Last-minute shopping online may prove limited for customers looking to receive gifts by Dec. 25, as many online stores warn shoppers of early delivery deadlines.

4 min read
Attention, last-minute holiday shoppers: It may already be too late to buy many of your gifts online.

Wal-Mart's Web store and Toysrus.com have posted disclaimers on their sites saying they can't promise items ordered now will be delivered in time for Christmas. eToys says that orders placed through its Web store after tonight must be express shipped to make it to customers by Dec. 24.

In addition, customers who place orders on Amazon.com, Target.com, Macys.com and Buy.com after tomorrow will have to request second-day or express shipping if they want to receive their packages before Christmas.

"We expected e-tailers to shut down (holiday sales) later this week," Seema Williams, an e-commerce analyst at Forrester Research, said in an interview. "This is happening a little bit earlier than expected."

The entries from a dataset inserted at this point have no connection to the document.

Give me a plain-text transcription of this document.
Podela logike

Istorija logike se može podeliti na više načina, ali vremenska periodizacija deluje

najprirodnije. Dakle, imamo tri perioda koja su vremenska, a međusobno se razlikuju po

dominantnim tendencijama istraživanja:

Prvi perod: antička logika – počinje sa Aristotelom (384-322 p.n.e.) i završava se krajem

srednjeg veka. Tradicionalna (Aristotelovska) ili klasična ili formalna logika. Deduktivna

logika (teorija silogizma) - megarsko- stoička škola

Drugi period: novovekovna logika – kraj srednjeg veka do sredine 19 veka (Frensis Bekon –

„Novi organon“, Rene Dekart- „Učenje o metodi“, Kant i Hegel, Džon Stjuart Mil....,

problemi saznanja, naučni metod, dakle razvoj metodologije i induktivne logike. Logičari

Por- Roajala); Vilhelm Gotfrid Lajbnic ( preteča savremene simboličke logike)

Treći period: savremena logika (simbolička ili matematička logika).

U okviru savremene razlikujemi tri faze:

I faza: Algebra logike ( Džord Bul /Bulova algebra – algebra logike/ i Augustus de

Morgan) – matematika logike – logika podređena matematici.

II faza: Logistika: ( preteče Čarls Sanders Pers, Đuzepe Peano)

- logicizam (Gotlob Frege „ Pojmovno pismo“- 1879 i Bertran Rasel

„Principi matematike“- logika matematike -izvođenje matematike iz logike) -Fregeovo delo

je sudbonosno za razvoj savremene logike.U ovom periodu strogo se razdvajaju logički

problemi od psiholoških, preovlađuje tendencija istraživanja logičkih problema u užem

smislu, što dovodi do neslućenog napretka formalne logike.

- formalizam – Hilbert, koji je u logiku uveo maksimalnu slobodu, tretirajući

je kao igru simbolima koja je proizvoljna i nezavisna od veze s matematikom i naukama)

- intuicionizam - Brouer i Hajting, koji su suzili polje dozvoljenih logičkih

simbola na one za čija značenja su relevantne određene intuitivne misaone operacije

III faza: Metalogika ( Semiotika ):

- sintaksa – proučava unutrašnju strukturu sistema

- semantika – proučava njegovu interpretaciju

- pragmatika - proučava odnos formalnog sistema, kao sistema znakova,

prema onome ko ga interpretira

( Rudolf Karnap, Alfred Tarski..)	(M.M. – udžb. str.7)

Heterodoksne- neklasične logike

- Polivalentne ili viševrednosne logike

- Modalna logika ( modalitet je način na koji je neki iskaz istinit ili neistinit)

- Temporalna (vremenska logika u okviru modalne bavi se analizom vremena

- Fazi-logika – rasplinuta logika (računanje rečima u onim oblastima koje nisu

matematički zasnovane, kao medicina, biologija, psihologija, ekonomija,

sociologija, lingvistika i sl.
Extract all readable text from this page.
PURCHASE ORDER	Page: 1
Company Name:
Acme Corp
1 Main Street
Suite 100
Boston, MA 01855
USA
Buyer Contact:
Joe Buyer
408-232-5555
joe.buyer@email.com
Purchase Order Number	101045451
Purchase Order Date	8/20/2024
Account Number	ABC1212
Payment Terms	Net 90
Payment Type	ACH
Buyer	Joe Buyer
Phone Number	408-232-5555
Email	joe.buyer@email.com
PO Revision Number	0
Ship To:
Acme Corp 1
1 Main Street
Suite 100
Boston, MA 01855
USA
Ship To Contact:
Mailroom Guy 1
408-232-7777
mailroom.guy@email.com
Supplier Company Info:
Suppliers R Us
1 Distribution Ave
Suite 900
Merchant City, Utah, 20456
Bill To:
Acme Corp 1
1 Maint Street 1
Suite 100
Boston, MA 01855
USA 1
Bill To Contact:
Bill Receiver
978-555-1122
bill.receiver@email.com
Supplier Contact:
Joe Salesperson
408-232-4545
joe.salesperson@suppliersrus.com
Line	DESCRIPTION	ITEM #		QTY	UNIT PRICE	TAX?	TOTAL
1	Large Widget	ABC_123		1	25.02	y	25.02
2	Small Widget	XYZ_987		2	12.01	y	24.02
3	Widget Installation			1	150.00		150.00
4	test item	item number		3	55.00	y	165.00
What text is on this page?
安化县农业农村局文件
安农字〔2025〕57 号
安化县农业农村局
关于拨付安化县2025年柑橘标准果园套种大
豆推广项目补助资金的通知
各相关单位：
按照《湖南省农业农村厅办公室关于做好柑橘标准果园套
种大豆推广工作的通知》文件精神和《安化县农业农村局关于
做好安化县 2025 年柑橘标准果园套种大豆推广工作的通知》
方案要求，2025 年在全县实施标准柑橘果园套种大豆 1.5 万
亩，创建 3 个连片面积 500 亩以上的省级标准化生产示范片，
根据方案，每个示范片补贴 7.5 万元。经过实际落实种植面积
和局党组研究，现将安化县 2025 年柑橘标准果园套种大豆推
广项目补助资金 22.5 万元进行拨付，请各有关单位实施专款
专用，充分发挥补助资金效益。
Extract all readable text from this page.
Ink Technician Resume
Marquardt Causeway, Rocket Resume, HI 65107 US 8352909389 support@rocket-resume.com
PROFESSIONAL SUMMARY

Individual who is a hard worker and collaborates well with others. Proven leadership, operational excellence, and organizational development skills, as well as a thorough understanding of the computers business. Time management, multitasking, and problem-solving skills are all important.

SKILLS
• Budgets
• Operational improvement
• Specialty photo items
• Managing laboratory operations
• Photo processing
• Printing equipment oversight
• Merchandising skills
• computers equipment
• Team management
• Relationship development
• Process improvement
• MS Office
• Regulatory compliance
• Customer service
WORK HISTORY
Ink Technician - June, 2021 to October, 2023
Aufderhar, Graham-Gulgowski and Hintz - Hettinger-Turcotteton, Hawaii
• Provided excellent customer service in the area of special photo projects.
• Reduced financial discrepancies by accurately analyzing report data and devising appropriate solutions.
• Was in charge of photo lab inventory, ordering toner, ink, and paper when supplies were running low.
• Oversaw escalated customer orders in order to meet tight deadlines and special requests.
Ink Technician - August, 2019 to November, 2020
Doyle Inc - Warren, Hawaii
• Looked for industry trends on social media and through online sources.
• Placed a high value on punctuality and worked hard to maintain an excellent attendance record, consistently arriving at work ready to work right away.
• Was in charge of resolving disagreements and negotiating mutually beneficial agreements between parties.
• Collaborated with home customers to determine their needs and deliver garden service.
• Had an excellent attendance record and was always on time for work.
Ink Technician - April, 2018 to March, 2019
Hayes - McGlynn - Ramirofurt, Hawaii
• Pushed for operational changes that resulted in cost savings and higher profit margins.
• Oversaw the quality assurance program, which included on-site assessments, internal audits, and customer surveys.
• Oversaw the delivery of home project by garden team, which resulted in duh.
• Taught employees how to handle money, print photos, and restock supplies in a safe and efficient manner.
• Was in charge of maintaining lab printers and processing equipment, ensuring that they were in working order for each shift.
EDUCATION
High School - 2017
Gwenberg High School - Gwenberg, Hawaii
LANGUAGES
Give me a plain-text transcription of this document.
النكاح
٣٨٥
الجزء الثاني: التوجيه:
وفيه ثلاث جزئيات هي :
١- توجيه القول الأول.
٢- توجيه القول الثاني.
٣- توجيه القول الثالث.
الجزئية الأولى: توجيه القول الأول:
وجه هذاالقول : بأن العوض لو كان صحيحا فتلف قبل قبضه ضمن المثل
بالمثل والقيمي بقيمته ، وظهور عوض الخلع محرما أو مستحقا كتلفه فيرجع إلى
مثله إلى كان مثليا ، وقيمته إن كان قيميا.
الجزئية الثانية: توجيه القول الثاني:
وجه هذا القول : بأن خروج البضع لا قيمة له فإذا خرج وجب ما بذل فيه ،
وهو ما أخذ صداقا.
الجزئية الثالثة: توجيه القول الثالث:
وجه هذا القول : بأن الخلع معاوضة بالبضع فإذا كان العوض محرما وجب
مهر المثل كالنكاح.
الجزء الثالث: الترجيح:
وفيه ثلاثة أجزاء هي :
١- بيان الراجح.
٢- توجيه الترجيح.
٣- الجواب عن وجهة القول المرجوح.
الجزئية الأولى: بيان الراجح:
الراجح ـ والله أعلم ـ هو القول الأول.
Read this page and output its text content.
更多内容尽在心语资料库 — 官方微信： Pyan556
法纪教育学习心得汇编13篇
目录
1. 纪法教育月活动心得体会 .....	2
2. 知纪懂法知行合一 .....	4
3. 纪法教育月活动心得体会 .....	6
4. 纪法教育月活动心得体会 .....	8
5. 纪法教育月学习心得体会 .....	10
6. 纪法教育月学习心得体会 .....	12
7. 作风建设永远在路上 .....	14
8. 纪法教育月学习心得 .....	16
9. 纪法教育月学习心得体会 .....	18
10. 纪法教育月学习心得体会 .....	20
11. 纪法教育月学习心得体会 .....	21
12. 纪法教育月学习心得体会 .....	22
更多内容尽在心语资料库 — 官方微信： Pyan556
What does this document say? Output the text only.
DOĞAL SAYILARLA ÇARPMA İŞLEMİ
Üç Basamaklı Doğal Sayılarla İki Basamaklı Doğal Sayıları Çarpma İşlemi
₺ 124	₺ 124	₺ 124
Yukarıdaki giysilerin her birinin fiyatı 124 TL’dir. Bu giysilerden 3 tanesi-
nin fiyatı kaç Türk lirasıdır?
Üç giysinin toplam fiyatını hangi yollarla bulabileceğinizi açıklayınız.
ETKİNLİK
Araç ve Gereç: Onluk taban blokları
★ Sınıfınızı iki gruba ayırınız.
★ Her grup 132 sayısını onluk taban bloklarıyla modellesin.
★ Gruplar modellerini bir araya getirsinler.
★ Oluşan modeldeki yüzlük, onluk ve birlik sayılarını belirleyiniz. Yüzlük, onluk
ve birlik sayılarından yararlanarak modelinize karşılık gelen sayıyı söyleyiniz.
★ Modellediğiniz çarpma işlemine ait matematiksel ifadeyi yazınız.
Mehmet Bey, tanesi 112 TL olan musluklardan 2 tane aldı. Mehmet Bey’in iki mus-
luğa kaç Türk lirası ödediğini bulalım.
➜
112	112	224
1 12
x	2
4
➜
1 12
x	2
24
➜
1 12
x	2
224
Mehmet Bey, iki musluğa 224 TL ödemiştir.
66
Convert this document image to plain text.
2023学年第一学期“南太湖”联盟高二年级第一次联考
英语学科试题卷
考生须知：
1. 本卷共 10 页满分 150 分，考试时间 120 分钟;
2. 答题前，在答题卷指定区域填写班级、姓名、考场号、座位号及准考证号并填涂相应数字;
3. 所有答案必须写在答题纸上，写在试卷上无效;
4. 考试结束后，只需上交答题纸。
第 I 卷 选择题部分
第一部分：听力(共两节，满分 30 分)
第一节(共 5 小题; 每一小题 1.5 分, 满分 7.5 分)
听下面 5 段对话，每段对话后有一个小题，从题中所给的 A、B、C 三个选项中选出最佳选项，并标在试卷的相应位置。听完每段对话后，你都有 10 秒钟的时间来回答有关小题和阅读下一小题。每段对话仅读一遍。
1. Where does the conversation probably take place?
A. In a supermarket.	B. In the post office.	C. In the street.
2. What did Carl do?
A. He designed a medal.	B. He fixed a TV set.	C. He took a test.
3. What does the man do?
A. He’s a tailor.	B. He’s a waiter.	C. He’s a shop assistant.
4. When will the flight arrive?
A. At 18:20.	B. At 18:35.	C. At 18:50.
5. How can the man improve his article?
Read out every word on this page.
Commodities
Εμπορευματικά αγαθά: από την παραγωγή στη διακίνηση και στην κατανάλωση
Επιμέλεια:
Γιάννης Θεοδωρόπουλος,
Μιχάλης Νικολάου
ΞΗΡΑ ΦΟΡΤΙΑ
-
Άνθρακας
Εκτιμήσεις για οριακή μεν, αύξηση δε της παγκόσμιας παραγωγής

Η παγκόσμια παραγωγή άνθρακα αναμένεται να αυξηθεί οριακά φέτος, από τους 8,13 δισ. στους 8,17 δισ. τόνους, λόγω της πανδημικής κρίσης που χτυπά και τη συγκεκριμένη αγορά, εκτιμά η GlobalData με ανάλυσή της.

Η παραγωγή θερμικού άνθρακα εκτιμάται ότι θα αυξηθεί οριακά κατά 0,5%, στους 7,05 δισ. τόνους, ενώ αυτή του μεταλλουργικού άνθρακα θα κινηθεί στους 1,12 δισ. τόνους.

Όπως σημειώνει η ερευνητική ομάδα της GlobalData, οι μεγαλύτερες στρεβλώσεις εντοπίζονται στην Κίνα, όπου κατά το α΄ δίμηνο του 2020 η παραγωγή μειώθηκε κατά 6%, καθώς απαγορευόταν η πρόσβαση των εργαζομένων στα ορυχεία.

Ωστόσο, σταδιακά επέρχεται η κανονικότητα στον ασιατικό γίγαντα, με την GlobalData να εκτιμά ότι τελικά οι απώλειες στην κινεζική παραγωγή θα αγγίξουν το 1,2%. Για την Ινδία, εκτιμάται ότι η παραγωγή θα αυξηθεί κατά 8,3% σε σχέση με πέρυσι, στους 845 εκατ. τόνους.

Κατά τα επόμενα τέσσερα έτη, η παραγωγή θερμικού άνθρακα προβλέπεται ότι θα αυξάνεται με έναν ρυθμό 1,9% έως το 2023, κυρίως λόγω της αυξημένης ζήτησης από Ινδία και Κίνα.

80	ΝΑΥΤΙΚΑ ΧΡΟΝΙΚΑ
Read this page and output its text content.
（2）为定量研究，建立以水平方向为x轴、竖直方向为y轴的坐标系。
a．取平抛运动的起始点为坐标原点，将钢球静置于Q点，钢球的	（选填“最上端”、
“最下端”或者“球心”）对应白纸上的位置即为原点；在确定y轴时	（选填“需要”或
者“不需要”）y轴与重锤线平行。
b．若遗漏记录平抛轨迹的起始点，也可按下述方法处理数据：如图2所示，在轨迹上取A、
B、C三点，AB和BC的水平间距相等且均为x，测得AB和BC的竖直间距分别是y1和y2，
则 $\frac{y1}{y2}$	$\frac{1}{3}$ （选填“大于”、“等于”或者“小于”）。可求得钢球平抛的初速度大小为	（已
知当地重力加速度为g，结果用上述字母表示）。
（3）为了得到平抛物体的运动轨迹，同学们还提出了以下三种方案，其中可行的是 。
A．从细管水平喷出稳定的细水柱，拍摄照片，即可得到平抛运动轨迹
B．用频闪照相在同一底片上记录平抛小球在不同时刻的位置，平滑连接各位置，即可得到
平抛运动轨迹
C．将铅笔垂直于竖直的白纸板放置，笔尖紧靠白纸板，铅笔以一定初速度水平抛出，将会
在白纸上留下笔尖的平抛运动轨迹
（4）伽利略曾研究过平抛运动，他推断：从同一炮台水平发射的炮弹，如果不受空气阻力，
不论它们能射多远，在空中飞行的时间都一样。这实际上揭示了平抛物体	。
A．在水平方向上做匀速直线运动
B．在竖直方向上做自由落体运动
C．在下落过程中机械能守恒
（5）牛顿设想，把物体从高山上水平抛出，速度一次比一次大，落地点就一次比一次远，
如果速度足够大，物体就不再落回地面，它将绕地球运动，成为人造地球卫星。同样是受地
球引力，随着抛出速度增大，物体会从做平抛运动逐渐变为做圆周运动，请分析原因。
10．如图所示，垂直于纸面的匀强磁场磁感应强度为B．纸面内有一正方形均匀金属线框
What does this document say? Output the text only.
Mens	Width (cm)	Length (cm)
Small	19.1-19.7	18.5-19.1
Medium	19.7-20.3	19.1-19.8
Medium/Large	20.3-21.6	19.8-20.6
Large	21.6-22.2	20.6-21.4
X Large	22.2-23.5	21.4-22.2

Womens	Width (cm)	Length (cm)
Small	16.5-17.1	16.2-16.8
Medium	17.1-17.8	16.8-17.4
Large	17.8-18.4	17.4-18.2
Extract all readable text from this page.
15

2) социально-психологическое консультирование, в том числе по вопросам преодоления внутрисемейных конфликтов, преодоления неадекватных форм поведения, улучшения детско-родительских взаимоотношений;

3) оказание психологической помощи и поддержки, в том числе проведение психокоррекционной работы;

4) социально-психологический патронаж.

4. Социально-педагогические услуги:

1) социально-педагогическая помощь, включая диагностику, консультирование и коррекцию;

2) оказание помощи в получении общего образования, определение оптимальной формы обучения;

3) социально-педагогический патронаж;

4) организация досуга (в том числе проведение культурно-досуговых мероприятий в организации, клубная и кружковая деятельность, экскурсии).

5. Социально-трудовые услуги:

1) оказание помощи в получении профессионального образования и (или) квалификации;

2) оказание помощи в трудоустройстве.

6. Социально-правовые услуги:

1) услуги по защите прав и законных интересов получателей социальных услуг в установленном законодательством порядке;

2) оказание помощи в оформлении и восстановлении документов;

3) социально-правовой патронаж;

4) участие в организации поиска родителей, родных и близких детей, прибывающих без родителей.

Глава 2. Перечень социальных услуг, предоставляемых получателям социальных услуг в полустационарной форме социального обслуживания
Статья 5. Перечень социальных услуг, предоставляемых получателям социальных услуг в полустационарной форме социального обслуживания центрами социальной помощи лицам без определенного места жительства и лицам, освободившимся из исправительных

The soon-to-expire shipping deadlines come as some e-tailers are already fighting to shore up depleting inventories. Online toy stores such as Amazon.com and KBkids.com are already out of some of the season's hottest toys, including the Amazing Ally doll and select Pokemon games for Nintendo's Game Boy.

Forrester Research estimates that 8.6 million households will shop online this holiday season, spending roughly $4 billion, up from $1.5 billion last year, making this a record holiday shopping season online. But industry analysts say last-minute shoppers could be disappointed by the lack of choices online, and e-tailers could miss out on significant holiday sales.

"For the last-minute shopper, many online sites may not provide the solution they need, and they will likely turn to traditional retailers," Liz Leonard, e-commerce analyst with Gomez Advisors, said in an interview.

For its part, Wal-Mart placed a shipping warning on its site late last week, apologizing to customers for "any inconvenience." Company spokeswoman Melissa Berryhill said the company's note marked good customer service.

"We felt we owed it to our customers to be honest with them," Berryhill said. "We didn't want to mislead them or let them down."

Toysrus.com stopped accepting Christmas orders for standard delivery Friday, and it will stop accepting express orders today. A Toysrus.com representative said the company's holiday sales have been far greater than its expectations, and it wanted to make sure that customers who had already placed orders got them in time for Christmas.

"We pretty much have made a long-term business decision to honor our existing customers' orders, instead of flooding ourselves with orders that we can't meet," the representative said. "We'd rather forego the extra revenue and make sure everyone's happy."

Early shipping deadlines may have more to do with fulfillment systems at many of the online retailers than any problems with shippers such as FedEx or UPS. Some Web stores have been so inundated with orders that they are having trouble simply putting products into boxes and getting them ready to ship.

"In many cases, the demand is there, but the supply is not nearly ready to accommodate the demand," said Mike May, digital commerce analyst with Jupiter Communications.

Gomez's Leonard applauded sites for letting customers know about their shipping deadlines, saying that it was an improvement from past practices. The worst thing a site could do is to promise prompt delivery for Christmas and then not do so, she said.

"Consumers across the board will value knowing up front whether a product is or is not available" in time for Christmas, Leonard said.

But Leonard and others said sites could disappoint last-minute shoppers. "If anything, the consumers that ended up being turned away may be turned off to online shopping next holiday season," Williams said.

And May said that sites that can't cater to last-minute shoppers are going to be missing out. "Sites that have to effectively shut down well before the holidays are leaving money on the table," he said.

Despite the impending shipping deadlines, online shoppers aren't completely out of options. Some e-tailers such as same-day delivery service Kozmo.com will accept last-minute orders. Others including Land's End allow customers to place orders up until Dec. 22 for Christmas delivery. Online gift site Red Envelope says it will take orders placed on its 911 Gifts store on Dec. 23 until midnight, and will deliver them by noon on Christmas Eve.

E-tail giant Amazon has a range of deadlines for its shipments. The leading e-tailer says that items that are available in one to two weeks can no longer be shipped in time for Christmas. Items that are available in two to three days will be shipped in time for Christmas only if they are sent via second-day or next-day air. The company says items that are available within 24 hours can be sent via standard shipping until tomorrow and still arrive by Dec. 24.